Dal nostro inviato SILVIO GRASSELLI
Brutte figure (italiane) a Venezia, parte seconda. Dalla televisione al cinema, per l’ennesima volta, senza che si riesca a evitare il deperimento della forma durante il passaggio tra i due. Da una decina d’anni La7 ospita uno dei pochi veri programmi televisivi superstiti dedicati al cinema (meglio specificare: uno dei pochi, sulla televisione generalista in chiaro), “La valigia dei sogni”: l’idea alla base – non particolarmente originale – è di recuperare sul piccolo schermo pezzi di cinema, soprattutto italiano, sempre meno frequentati, allegando alla messa in onda del film una piccola guida, un vademecum crono-geografico, una ricognizione nei luoghi dei vari set sull’onda del giochetto “com’era/com’è”. Grazioso, utile, non imbecille. Dagli stessi ideatori del programma – Alessandro Boschi e Alberto Crespi – è nata poi l’idea di concedere alla loro creatura un po’ d’aria e di spazio. Così i due hanno convocato il gruppo responsabile della trasmissione televisiva – il regista Francesco Matera in testa – e hanno trovato i mezzi per produrre un piccolo lungometraggio documentario scritto come calco cinematografico (?) dell’originale televisivo.

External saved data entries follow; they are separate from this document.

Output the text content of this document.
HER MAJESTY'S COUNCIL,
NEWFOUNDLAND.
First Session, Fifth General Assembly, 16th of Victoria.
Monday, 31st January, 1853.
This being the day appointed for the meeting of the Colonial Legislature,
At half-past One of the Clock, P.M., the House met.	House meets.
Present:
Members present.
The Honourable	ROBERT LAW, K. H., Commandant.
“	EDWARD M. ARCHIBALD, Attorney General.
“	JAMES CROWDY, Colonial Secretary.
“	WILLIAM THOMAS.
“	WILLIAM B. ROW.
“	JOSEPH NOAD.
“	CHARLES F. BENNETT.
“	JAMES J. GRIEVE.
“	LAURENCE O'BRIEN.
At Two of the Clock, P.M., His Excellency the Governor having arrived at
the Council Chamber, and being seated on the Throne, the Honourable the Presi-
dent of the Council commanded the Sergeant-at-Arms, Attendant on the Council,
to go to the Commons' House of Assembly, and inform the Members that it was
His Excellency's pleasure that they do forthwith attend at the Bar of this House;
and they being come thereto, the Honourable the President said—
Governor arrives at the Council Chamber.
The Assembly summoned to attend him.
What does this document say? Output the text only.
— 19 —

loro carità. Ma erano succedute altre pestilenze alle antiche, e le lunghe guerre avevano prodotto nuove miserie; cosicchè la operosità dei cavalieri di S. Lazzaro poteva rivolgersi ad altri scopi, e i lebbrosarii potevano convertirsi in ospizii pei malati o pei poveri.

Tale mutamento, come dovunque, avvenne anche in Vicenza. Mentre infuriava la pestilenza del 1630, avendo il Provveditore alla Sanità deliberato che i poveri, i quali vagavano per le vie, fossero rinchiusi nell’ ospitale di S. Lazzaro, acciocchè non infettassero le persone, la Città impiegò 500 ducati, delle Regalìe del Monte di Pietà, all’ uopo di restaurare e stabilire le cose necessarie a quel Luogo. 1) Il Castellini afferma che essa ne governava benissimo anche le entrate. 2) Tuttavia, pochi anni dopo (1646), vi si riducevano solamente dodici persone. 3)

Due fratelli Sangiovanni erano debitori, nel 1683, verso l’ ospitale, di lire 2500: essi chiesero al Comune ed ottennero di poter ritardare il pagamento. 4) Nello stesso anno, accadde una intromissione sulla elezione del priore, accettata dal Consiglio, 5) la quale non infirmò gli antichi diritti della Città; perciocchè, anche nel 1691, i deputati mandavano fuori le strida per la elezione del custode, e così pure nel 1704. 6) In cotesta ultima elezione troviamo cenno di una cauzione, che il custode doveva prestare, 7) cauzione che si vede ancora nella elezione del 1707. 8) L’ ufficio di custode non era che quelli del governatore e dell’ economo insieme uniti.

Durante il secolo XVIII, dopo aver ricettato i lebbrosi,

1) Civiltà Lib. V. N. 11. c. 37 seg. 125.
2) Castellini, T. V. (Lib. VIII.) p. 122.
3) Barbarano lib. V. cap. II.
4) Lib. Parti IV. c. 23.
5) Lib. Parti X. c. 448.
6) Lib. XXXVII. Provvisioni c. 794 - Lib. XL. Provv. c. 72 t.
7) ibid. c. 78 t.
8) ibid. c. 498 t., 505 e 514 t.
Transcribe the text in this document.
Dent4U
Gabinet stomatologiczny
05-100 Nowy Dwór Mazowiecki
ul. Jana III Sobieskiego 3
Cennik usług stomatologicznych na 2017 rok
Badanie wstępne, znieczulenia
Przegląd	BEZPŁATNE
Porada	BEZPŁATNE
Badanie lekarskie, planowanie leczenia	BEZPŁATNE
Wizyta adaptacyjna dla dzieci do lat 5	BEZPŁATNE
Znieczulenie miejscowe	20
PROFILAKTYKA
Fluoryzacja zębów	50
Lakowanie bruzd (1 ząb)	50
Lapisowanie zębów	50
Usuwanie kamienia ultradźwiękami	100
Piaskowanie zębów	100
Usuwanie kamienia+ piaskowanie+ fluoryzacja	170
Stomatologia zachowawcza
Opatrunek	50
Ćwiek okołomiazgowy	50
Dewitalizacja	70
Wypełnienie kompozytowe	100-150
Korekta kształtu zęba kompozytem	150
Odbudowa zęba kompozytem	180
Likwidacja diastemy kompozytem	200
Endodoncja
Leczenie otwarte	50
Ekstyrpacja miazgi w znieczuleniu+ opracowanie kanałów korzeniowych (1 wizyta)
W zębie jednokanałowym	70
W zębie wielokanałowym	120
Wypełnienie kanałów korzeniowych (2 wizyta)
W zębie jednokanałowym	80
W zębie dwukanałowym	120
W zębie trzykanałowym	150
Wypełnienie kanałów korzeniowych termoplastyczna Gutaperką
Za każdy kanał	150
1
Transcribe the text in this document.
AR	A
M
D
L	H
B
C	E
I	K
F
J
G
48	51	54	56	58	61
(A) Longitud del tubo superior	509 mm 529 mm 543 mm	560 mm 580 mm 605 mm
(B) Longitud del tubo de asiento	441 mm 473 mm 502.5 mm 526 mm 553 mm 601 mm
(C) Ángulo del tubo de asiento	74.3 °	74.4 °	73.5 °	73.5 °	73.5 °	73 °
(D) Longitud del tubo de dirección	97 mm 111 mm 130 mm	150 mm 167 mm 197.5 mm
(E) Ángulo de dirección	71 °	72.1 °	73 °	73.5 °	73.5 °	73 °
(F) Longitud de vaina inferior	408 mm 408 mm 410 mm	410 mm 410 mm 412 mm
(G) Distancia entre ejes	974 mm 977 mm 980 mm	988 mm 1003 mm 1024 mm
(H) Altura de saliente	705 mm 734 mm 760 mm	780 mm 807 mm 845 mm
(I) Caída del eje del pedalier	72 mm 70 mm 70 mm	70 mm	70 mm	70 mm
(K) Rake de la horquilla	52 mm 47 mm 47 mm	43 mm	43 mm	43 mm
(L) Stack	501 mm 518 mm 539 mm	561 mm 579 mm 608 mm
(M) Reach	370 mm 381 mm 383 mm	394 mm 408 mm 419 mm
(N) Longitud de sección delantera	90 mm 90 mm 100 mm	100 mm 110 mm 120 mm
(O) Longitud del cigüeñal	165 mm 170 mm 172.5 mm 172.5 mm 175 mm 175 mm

Per un’ora e mezza circa Alberto Crespi insieme alla giovane fotografa Angelina Chavez – pleonasmo fatto carne – si spostano per Roma, apparentemente senza un criterio, incontrano registi e professionisti testimoni di alcune delle più celebri avventure di celluloide avvenute sul suolo capitolino, si dividono tra perlustrazioni e interviste, dialoghi memoriali e confronti fotografici. Incredibile pensare che dietro un film come questo ci sia stata una scrittura, ancora più incomprensibile il fatto che ogni grazia del modello originale sia stata spazzata via da un’operazione fin troppo evidentemente raffazzonata, tirata via, girata di fretta, montata con gli occhi chiusi e il cervello altrove. Per un “film” che dimostra di non essere altro che una grossolana accozzaglia d’incontri improvvisati, di frammenti raccolti “al volo”, d’immagini disomogenee per gusto registico e qualità fotografiche.
Alla fine si esce dalla sala con una sola domanda in testa: perché questo inutile scempio quando, per una volta, si poteva recuperare al cinema una buona idea televisiva?